Technology will play a key role in transparency. Once real pricing becomes public, this information will eventually be consolidated by tech companies seeking to help patients navigate the system with easy-to-understand interfaces. That will encourage more people to use real prices to make health care decisions.
The power of real price transparency to reduce price gouging in health care has significant implications for the 181 million people covered by employer-based health plans in the U.S. Savings achieved from competitive pricing would drive higher wages and, in turn, create more competition among businesses for better pricing. Some ambulatory surgical centers, such as the Surgery Center of Oklahoma, already disclose real prices for surgery. Their prices, which do not change depending on who is paying, are highly competitive and attract price-sensitive patients and self-insured employers from around the country.
When you go to a restaurant and ask for a menu, you might be alarmed if the waiter or waitress were to respond, “Who’s your employer?” If you then learned that the prices on your menu were different from those on menus given to other customers, you’d conclude it’s a dysfunctional market, especially if your prices were three times higher. Yet this is exactly what happens when you need care in a hospital.
In a study we conducted with several colleagues, surgery centers that switched to real price transparency — regardless of who’s paying — observed a 50% increase in patient volume and a 30% increase in revenue, dispelling the fear of some medical centers that making real prices transparent will result in immediate financial losses. Attracted by the concept of honest prices, some U.S. companies now provide complimentary transportation and lodging to have their employees travel for care to centers like the Surgery Center of Oklahoma that have transparent prices. This trend speaks to the enormous pent-up demand for honest pricing in health care today.
The disclosure of real price information would also create accountability for hospitals that have monopoly power in some regions of the country.

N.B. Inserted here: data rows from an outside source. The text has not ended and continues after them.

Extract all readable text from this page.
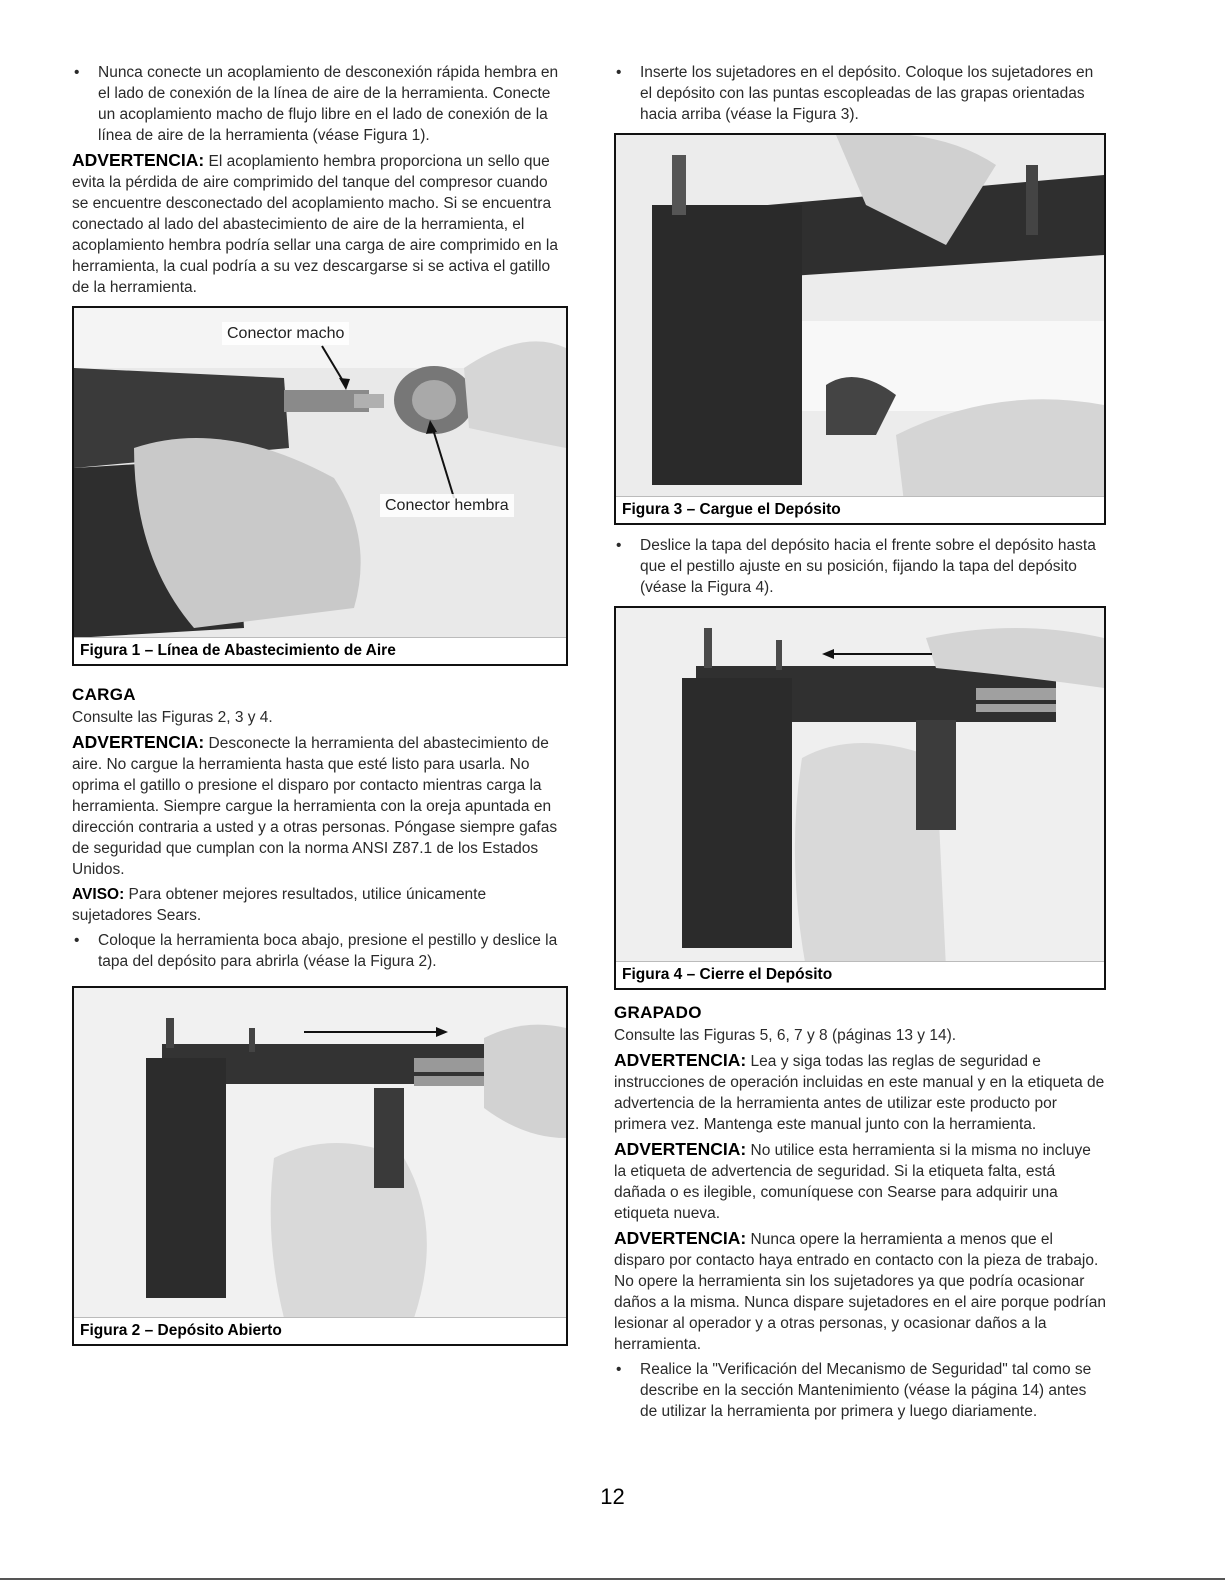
• Nunca conecte un acoplamiento de desconexión rápida hembra en el lado de conexión de la línea de aire de la herramienta. Conecte un acoplamiento macho de flujo libre en el lado de conexión de la línea de aire de la herramienta (véase Figura 1).

ADVERTENCIA: El acoplamiento hembra proporciona un sello que evita la pérdida de aire comprimido del tanque del compresor cuando se encuentre desconectado del acoplamiento macho. Si se encuentra conectado al lado del abastecimiento de aire de la herramienta, el acoplamiento hembra podría sellar una carga de aire comprimido en la herramienta, la cual podría a su vez descargarse si se activa el gatillo de la herramienta.

Conector macho
Conector hembra
Figura 1 – Línea de Abastecimiento de Aire
CARGA

Consulte las Figuras 2, 3 y 4.

ADVERTENCIA: Desconecte la herramienta del abastecimiento de aire. No cargue la herramienta hasta que esté listo para usarla. No oprima el gatillo o presione el disparo por contacto mientras carga la herramienta. Siempre cargue la herramienta con la oreja apuntada en dirección contraria a usted y a otras personas. Póngase siempre gafas de seguridad que cumplan con la norma ANSI Z87.1 de los Estados Unidos.

AVISO: Para obtener mejores resultados, utilice únicamente sujetadores Sears.

• Coloque la herramienta boca abajo, presione el pestillo y deslice la tapa del depósito para abrirla (véase la Figura 2).
Figura 2 – Depósito Abierto
• Inserte los sujetadores en el depósito. Coloque los sujetadores en el depósito con las puntas escopleadas de las grapas orientadas hacia arriba (véase la Figura 3).
Figura 3 – Cargue el Depósito
• Deslice la tapa del depósito hacia el frente sobre el depósito hasta que el pestillo ajuste en su posición, fijando la tapa del depósito (véase la Figura 4).
Figura 4 – Cierre el Depósito
GRAPADO

Consulte las Figuras 5, 6, 7 y 8 (páginas 13 y 14).

ADVERTENCIA: Lea y siga todas las reglas de seguridad e instrucciones de operación incluidas en este manual y en la etiqueta de advertencia de la herramienta antes de utilizar este producto por primera vez. Mantenga este manual junto con la herramienta.

ADVERTENCIA: No utilice esta herramienta si la misma no incluye la etiqueta de advertencia de seguridad. Si la etiqueta falta, está dañada o es ilegible, comuníquese con Searse para adquirir una etiqueta nueva.

ADVERTENCIA: Nunca opere la herramienta a menos que el disparo por contacto haya entrado en contacto con la pieza de trabajo. No opere la herramienta sin los sujetadores ya que podría ocasionar daños a la misma. Nunca dispare sujetadores en el aire porque podrían lesionar al operador y a otras personas, y ocasionar daños a la herramienta.

• Realice la "Verificación del Mecanismo de Seguridad" tal como se describe en la sección Mantenimiento (véase la página 14) antes de utilizar la herramienta por primera y luego diariamente.
12
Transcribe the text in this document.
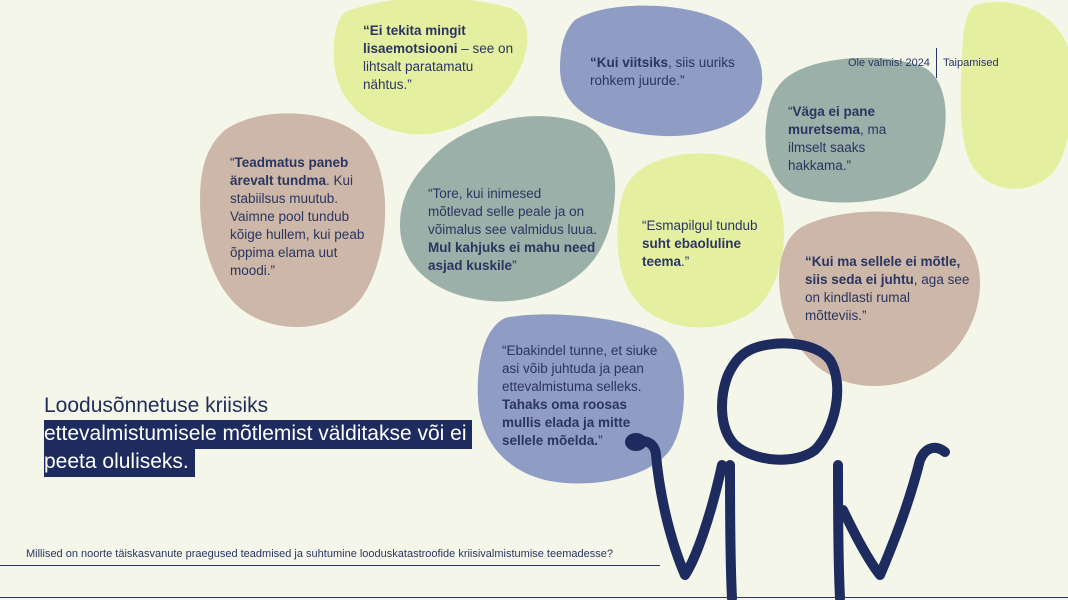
“Ei tekita mingit lisaemotsiooni – see on lihtsalt paratamatu nähtus.”
“Kui viitsiks, siis uuriks rohkem juurde.”
“Väga ei pane muretsema, ma ilmselt saaks hakkama.”
“Teadmatus paneb ärevalt tundma. Kui stabiilsus muutub. Vaimne pool tundub kõige hullem, kui peab õppima elama uut moodi.”
“Tore, kui inimesed mõtlevad selle peale ja on võimalus see valmidus luua. Mul kahjuks ei mahu need asjad kuskile”
“Esmapilgul tundub suht ebaoluline teema.”	“Kui ma sellele ei mõtle, siis seda ei juhtu, aga see on kindlasti rumal mõtteviis.”
“Ebakindel tunne, et siuke asi võib juhtuda ja pean ettevalmistuma selleks. Tahaks oma roosas mullis elada ja mitte sellele mõelda.”
Ole valmis! 2024 Taipamised
Loodusõnnetuse kriisiks
ettevalmistumisele mõtlemist välditakse või ei peeta oluliseks.
Millised on noorte täiskasvanute praegused teadmised ja suhtumine looduskatastroofide kriisivalmistumise teemadesse?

It’s ironic that the federal government already has a mandatory disclosure rule for the real out-of-pocket costs people incur at a vulnerable time in their lives. But it’s not a rule for health care — it’s for funeral homes. The Funeral Rule, enacted by the Federal Trade Commission in 1984, requires funeral providers to offer itemized pricing information to consumers before they purchase any services. The rationale is that consumers in a distressing situation should have honest pricing information, a rule that should also apply to the living, not just the dead.
We applaud the HHS proposal calling for disclosure of real prices in health care. Patients deserve a binding quote for predicable, defined services, inclusive of all providers involved in their care, in advance and at the point of sale. These simple provisions would finally address the underlying root cause of health care’s pricing failures by bringing market forces to health care.
Physicians, hospitals, insurance companies, and regulators should remember that price information is an integral part of health information, and that the “P” in HIPAA stands for portability, not privacy. The new HHS proposal would promote transparency and put power back into the hands of patients and their proxy shoppers — a bipartisan reform our health care system desperately needs.
Marty Makary, M.D., is the author of “The Price We Pay” (Bloomsbury Publishing, 2019) and a professor of health policy and management at the Johns Hopkins Bloomberg School of Public Health. Ge Bai, Ph.D., is an associate professor of accounting at the Johns Hopkins Carey Business School and associate professor of health policy and management at the Johns Hopkins Bloomberg School of Public Health.